GIAA Terancam Delisting, Analis: Kerusakan Kinerjanya Cukup Dalam
Analis dari MNC Sekuritas memberi komentar terkait potensi delisting dari Garuda (GIAA).
IDXChannel - PT Garuda Indonesia Tbk (GIAA) terancam mengalami Penghapusan Pencatatan (delisting) dengan PT Bursa Efek Indonesia (BEI) menerbitkan surat peringatan dipublikasi di papan utama dengan Nomor Peng-00024/BEI.PP2/12-2021.
Analis yang juga Kepala Riset MNC Sekuritas Edwin Sebayang mengatakan, kinerja Garuda sangat berat ke depannya jika dilanjutkan. Hal itu juga karena saham GIAA mengalami koreksi seiring aksi jual yang dilakukan investor.

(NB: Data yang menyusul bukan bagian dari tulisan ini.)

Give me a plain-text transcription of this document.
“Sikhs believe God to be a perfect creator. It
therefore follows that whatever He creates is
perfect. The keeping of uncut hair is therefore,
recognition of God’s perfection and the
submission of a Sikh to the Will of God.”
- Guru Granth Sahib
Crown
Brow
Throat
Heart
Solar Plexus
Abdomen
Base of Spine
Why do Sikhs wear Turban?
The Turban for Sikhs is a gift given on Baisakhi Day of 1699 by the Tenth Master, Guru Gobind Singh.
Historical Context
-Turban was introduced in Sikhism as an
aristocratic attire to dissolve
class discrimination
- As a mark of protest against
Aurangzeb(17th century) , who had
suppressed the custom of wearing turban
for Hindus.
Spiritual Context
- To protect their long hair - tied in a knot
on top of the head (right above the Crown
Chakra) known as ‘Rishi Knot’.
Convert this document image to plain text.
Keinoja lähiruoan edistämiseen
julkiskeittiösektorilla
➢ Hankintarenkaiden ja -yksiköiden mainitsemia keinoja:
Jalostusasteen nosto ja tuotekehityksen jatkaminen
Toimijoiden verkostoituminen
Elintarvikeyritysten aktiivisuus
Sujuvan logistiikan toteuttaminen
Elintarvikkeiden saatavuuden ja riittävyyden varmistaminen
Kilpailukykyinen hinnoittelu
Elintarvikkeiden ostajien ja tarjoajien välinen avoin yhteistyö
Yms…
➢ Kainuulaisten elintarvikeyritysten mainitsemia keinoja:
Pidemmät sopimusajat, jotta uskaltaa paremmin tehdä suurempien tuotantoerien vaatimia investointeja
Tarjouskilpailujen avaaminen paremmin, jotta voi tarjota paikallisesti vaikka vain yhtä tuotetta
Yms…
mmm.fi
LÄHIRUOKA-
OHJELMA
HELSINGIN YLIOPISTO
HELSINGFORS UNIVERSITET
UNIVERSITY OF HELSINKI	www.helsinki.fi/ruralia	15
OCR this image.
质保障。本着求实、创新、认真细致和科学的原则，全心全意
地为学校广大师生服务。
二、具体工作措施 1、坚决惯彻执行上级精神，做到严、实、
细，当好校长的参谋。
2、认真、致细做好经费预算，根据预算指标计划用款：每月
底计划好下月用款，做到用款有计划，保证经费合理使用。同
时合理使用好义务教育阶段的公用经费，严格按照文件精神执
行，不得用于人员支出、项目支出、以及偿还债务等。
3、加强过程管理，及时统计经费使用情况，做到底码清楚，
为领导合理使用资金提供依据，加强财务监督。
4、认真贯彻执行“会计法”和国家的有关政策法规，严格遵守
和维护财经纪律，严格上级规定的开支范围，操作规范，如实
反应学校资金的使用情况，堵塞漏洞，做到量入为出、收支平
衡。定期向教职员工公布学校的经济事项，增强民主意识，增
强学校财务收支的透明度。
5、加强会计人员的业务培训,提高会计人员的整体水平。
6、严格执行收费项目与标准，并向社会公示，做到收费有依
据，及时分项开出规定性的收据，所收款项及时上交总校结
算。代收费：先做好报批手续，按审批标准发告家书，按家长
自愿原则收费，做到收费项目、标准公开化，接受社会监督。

"Sangat berat kinerja ke depannya. Kerusakannya sudah cukup dalam," ujar Edwin saat dihubungi MNC Portal, Selasa (21/12/2021).
Sebelumnya saham GIAA memang diberhentikan sementara perdagangannya (suspensi) di pasar modal. Penghentian ini diberikan BEI karena laporan keuangan GIAA berada di area negatif dan memiliki utang jumbo yang belum dapat dilunasi.
Maka itu, BEI sebut ada potensi penghapusan pencatatan saham atau delisting perusahaan tercatat PT Garuda Indonesia (Persero) Tbk (GIAA) pada 20 Desember 2021.
"Bisa (delisting), jika GIAA tidak comply dan tidak memenuhi yang diminta pihak otoritas Bursa," kata Edwin.
Adapun Peraturan Bursa Nomor I-I tentang Penghapusan Pencatatan (Delisting) dan Pencatatan Kembali (Relisting) Saham di Bursa, Bursa dapat menghapus saham Perusahaan Tercatat apabila:
a. Ketentuan III.3.1.1, Mengalami kondisi, atau peristiwa, yang secara signifikan berpengaruh negatif terhadap kelangsungan usaha Perusahaan Tercatat, baik secara finansial atau secara hukum, atau terhadap kelangsungan status Perusahaan Tercatat sebagai Perusahaan Terbuka, dan Perusahaan Tercatat tidak dapat menunjukkan indikasi pemulihan yang memadai.
b. Ketentuan III.3.1.2, Saham Perusahaan Tercatat yang akibat suspensi di Pasar Reguler dan Pasar Tunai, hanya diperdagangkan di Pasar Negosiasi sekurang-kurangnya selama 24 bulan terakhir.
"Sehubungan dengan hal tersebut di atas, maka saham PT Garuda Indonesia (Persero) Tbk (Perseroan) telah disuspensi selama 6 bulan dan masa suspensi akan mencapai 24 bulan pada 18 Juni 2023," tulis pengumuman bursa seperti dikutip.
Edwin menambahkan, kinerja saham GIAA tertekan juga dipicu pandemi COVID-19. Aktivitas masyarakat masih dibatasi sehingga membatasi gerak penumpang pesawat. Di sisi lain, Edwin menilai, biaya operasional Garuda Indonesia tetap jalan seiring biaya sewa pesawat, bahan bakar, dan lainnya.
"Prospek dipengaruhi dengan COVID-19. Penumpang masih terbatas. Di sisi lain, utang besar bagaimana bayar sewa pesawat, parkir di airport, dan bayar BBM, dan gaji pegawai,” kata Edwin.
Edwin menuturkan, ada sejumlah alternatif untuk memperbaiki kinerja PT Garuda Indonesia Tbk. Pertama, Garuda Indonesia fokus ke tujuan yang "basah" atau ramai. Kedua, kurangi jumlah pesawat dan jalur kurus sehingga dapat mengurangi dan menekan biaya. Ketiga, negosiasi dengan kreditur untuk memperpanjang jangka waktu kredit dan minta pengurangan bunga.
Saat ditanya mengenai rencana pengurangan komisaris, Edwin menilai, hal tersebut dapat menekan biaya. "Jadi dari dua sisi, potong biaya salah satunya potong jumlah komisaris, potong gaji direksi, kurangi jumlah pesawat, dan potong jalur khusus. Itu semua untuk kurangi biaya-biaya," kata dia.